—Voici l'heure des tendres aventures, reprit gaiement le Comte. Voyons, cher Baron, feras-tu aujourd'hui pour moi ce qu'autrefois j'ai fait pour toi, me conduiras-tu chez la Baronne? Nous avons été depuis bien longtemps privés du plaisir de nous rencontrer chez de vrais amis, et nous avons besoin de quelques heures d'entretien intime. Montre-moi seulement le chemin pour y aller; quant au retour, je me tirerai d'affaire tout seul … En tout cas, je ne serai pas exposé chez toi à enjamber quelques douzaines de paires de bottes emmanchées dans les jambes de gigantesques gardes du palais.

—Je te rendrais volontiers ce petit service, répondit Édouard, mais les dames habitent seules l'aile gauche du château. Peut-être sont-elles encore ensemble; et Dieu sait à quelles suppositions bizarres notre excursion pourrait donner lieu.

—Oh! ne crains rien, la Baronne est avertie, je suis sûr de la trouver seule dans sa chambre.

Édouard prit un bougeoir, et, marchant devant son ami, il descendit le grand escalier, traversa un long vestibule et monta ensuite un escalier dérobé qui les conduisit dans un passage fort étroit.
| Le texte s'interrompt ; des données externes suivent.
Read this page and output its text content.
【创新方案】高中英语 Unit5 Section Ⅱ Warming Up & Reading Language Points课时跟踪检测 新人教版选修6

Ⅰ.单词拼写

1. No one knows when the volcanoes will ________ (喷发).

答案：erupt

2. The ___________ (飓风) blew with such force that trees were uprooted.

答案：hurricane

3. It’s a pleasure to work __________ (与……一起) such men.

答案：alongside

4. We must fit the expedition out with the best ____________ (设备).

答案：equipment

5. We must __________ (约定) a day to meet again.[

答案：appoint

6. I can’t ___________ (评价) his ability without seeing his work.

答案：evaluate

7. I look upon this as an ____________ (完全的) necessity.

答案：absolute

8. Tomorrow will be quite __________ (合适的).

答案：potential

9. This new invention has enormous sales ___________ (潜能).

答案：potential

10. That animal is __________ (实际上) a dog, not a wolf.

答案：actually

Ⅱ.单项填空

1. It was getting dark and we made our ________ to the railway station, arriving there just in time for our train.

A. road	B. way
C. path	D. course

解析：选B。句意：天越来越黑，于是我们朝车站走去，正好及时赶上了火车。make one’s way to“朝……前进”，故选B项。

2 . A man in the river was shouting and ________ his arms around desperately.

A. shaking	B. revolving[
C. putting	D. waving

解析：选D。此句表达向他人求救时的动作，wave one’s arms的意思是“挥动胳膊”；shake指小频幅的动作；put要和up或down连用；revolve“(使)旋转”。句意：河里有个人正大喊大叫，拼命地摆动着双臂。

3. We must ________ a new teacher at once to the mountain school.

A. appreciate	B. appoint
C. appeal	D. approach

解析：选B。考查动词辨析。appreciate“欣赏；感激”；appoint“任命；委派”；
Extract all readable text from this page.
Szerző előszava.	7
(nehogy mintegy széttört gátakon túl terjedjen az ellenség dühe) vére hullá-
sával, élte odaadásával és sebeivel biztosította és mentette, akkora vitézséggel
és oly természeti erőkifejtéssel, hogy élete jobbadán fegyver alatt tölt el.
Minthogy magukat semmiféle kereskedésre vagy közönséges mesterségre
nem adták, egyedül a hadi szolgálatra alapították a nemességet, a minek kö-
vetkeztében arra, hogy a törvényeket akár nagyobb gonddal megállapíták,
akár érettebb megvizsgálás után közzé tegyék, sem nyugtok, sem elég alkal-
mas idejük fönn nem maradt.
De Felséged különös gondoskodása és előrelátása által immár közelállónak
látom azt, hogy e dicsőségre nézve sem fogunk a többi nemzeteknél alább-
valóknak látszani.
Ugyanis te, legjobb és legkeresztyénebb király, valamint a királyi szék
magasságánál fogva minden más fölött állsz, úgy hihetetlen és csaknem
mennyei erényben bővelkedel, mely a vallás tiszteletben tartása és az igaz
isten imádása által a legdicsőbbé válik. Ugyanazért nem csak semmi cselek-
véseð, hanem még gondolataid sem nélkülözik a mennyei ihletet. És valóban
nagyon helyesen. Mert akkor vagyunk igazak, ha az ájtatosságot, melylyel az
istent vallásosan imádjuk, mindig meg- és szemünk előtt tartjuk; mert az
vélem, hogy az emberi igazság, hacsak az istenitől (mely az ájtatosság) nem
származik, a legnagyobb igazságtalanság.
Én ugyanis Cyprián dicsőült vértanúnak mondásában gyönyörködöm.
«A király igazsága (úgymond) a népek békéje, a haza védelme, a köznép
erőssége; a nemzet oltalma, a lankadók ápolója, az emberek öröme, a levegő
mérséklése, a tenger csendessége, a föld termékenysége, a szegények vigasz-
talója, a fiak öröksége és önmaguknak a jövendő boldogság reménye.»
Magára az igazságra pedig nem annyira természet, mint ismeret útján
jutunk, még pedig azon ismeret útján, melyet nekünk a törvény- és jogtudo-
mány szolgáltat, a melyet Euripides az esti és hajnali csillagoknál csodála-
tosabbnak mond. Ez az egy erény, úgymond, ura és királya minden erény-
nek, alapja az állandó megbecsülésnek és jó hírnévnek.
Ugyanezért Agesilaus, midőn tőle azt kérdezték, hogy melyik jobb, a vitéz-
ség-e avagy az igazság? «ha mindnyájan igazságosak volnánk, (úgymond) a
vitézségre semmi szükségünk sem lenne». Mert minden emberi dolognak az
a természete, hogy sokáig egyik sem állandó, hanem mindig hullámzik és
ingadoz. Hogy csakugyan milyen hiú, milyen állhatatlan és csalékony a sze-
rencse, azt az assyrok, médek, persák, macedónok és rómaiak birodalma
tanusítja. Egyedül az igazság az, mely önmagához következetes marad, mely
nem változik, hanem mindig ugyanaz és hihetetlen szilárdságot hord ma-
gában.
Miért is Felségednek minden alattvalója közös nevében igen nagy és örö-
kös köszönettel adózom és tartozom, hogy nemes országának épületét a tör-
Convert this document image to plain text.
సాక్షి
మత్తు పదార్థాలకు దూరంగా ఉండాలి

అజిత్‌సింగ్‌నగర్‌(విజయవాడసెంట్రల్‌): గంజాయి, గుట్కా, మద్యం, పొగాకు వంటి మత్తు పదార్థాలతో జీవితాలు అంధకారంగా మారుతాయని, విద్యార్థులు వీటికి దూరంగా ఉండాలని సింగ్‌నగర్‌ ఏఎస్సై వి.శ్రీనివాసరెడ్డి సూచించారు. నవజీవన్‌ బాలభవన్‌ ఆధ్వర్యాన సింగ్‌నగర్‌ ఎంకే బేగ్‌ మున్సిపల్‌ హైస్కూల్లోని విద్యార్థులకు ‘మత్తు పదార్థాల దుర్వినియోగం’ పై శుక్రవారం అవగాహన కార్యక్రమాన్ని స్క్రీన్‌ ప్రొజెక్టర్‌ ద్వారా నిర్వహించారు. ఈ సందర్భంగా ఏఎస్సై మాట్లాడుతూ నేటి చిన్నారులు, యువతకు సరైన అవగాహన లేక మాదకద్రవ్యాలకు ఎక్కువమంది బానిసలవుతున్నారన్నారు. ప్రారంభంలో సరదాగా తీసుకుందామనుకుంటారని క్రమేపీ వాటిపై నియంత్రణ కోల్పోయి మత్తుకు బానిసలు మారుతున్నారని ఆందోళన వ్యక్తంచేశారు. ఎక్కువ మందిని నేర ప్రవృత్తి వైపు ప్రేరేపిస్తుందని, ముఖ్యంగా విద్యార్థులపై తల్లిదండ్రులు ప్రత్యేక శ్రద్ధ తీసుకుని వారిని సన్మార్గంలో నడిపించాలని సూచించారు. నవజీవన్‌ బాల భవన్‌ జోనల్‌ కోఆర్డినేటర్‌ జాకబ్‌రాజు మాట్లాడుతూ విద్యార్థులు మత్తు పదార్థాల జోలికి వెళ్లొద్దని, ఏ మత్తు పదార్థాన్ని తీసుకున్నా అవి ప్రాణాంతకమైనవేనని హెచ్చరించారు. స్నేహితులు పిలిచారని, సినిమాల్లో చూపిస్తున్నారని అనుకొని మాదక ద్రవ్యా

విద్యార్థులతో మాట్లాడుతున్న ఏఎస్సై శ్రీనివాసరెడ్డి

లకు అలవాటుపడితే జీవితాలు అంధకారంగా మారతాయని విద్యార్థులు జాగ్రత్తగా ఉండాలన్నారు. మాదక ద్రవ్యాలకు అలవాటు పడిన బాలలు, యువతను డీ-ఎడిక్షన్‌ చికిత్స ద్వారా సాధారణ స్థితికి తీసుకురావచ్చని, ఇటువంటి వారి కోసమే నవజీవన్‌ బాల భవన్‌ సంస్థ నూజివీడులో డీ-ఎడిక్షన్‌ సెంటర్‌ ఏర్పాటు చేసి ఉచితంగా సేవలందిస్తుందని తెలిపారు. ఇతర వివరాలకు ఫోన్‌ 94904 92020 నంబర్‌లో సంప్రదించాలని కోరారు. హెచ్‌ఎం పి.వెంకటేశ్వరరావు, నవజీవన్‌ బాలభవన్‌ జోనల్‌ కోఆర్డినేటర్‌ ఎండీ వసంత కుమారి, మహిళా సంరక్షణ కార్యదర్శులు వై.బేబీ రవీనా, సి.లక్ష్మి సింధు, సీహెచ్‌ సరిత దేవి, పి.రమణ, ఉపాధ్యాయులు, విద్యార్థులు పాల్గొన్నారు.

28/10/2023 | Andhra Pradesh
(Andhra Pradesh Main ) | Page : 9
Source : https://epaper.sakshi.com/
Là, il remit le bougeoir au Comte, et lui indiqua du doigt une petite porte en tapisserie; cette porte s'ouvrit au premier signal, se referma aussitôt, et laissa Édouard seul, dans une profonde obscurité et à quelques pas d'une autre porte dérobée, donnant dans la chambre à coucher de sa femme.

Le Baron prêta l'oreille, car il venait d'entendre Charlotte demander à sa femme de chambre qui venait de la déshabiller, si Ottilie était couchée.

—Non, madame, elle est encore occupée à écrire, répondit la femme de chambre.

—C'est bien. Allumez la veilleuse, j'éteindrai moi-même la bougie; il est tard, retirez-vous.

La femme de chambre sortit par les appartements donnant sur le grand escalier, et Charlotte resta seule dans sa chambre à coucher.

En apprenant qu'Ottilie travaillait pour lui, le Baron s'était laissé aller à un mouvement de joie; son imagination s'exalta, il voyait la jeune fille assise devant lui, il entendait les battements de son coeur, il respirait son haleine. Un désir brûlant, irrésistible le poussa vers elle; mais sa chambre ne donnait pas sur ce passage secret, elle n'avait point de communication mystérieuse, La porte dérobée devant laquelle il se trouvait conduisait chez sa femme, chez cette belle Charlotte, dont la conversation intime avec le Comte lui avait rappelé les charmes; ce souvenir donna le change à son délire, et il frappa à cette porte.

Charlotte n'entendit rien, car elle se promenait à grands pas dans la pièce voisine. La douleur que lui causait l'idée du prochain départ du Capitaine était si vive, qu'elle en fut effrayée. Pour rappeler son courage, elle se répétait à elle-même que le temps guérit toutes les blessures du coeur; et si, dans un instant, elle désirait que cette guérison fût déjà achevée, elle maudissait presque aussitôt le jour où cette oeuvre de destruction serait accomplie. Elle aimait sa douleur, car son amour pour celui qui en était l'objet, était d'autant plus violent, qu'elle s'était promis de le vaincre. Au milieu de cette lutte cruelle, des larmes abondantes se firent jour; épuisée de fatigue elle se jeta sur un canapé et pleura amèrement.